6.1 Weighted Interval Scheduling: A Recursive Procedure
This problem is an extension of the interval scheduling problem that we developed a greedy solution for previously. The difference is that each interval has a weight/value and we want to maximize the value of the accepted set of intervals. There is no greedy solution to this problem, but we can set it up similarly, with the n jobs ordered by finish time. For each job j, we define p(j) which is the largest interval that is compatible(i.e., disjoint) with j. To start considering our optimal solution, we know that job n is either in the optimal solution, or not in the optimal solution. If it is, then the optimal solution is now the value of n plus the opt(p(n)). If n is not in the optimal solution, then the optimal solution is opt(n-1). This intuitively develops into a recursive algorithm.
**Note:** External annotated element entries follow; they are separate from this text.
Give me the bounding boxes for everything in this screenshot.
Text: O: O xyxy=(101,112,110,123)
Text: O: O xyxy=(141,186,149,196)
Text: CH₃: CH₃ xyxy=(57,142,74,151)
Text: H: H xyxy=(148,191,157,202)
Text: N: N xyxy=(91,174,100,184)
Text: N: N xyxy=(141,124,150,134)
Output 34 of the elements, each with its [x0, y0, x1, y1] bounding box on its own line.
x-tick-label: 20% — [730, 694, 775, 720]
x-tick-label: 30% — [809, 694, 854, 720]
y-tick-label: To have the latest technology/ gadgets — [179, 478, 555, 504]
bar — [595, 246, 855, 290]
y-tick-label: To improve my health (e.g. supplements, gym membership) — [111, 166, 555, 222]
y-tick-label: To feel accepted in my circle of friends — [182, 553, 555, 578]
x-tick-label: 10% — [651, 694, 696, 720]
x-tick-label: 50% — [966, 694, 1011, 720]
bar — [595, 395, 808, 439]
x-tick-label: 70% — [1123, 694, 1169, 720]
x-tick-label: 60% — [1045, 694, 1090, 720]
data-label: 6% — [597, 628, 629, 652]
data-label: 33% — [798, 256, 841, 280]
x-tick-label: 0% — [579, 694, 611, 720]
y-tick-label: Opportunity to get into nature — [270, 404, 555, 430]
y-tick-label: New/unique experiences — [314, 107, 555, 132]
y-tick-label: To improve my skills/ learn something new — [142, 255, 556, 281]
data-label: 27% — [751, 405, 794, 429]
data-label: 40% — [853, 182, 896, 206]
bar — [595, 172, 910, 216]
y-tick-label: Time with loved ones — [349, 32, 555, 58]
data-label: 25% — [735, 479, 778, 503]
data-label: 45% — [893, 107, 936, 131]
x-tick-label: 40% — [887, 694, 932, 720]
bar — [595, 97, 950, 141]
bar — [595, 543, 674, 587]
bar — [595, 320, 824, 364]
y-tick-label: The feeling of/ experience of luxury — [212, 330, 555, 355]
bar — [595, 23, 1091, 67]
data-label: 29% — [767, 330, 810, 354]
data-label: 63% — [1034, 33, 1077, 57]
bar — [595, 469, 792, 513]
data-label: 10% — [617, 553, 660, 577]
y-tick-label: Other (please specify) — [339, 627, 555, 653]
However, the running time is bad because the recursive calls lead to a lot of redundancy in computing the various optimal solutions. The fix to this problem is to use memoization, which is the process of storing the value of each optimal subproblem the first time we compute in and then just looking it up later. We can implement this process in O(n) time and then build up the set of intervals in the optimal solution from the array values of solutions for subproblems already computed. The algorithms are on pages 256-258. This process is confusing at first, but makes more sense as we go through it. It is actually pretty intuitive and very useful.